The time, 11 a.m., is symbolic. It was at this time on Nov. 11, 1918 (the 11th hour of the 11th day of the 11th month), that a cease-fire agreement was signed, bringing an official end to World War I, “the war to end all wars.”
At 11 a.m. Nov. 11, the local Veterans of Foreign Wars in Issaquah hosts a Veterans Day service at City Hall. Memories of fallen soldiers will be recalled and high school Naval Junior Reserve Officers Training Corps members will present the colors and perform a 21-gun salute.
King County veterans, family members, friends and anyone from the public who has a moment to spend reflecting on the importance of the willing men and women who have put their own lives on hold to serve their country are invited to attend.
Being a veteran is “an experience that stays with you all your life,” writes one veteran, “both the good — the closeness and respect and camaraderie that develops with your brothers and sisters in arms — and the bad. The horrors of war are well-documented and affect each individual soldier differently.”

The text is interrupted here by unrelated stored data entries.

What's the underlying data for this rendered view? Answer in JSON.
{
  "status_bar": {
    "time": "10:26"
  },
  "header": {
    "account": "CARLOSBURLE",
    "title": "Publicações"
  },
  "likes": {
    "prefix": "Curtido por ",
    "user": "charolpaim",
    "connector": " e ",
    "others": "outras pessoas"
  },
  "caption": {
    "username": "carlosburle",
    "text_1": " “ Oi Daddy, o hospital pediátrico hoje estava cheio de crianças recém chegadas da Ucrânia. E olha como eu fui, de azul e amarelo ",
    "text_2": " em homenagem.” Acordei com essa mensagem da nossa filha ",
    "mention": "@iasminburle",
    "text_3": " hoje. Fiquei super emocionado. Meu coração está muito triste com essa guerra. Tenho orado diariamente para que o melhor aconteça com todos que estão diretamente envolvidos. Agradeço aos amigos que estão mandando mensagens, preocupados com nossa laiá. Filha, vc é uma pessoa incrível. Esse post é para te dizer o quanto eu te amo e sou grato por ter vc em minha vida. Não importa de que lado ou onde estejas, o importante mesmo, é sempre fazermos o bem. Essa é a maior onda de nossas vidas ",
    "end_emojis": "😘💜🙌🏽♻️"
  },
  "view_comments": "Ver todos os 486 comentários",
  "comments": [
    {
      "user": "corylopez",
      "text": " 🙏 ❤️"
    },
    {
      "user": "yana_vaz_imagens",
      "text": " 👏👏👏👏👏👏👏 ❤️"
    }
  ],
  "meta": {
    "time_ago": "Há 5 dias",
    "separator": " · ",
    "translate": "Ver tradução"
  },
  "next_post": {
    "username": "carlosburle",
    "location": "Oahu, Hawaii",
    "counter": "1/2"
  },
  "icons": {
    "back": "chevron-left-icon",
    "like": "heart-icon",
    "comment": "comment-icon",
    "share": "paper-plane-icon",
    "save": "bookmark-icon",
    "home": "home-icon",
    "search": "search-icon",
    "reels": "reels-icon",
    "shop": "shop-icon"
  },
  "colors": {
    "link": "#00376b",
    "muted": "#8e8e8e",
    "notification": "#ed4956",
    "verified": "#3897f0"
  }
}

There are many other good ways to honor our soldiers on Veterans Day. Make a visit to the VA Hospital. Send a quick note to a veteran you know and say thanks. Check out a library book and read about veterans or the history of our country’s battles. Collect information about a veteran and submit it to the Veterans History Project. Put out your flag, or take a minute to notice the flags on the city’s 11 flagpoles.
Just think of how much good one person can do by thanking a veteran today. And tomorrow. And the next. Every day is worthy of being Veterans Day.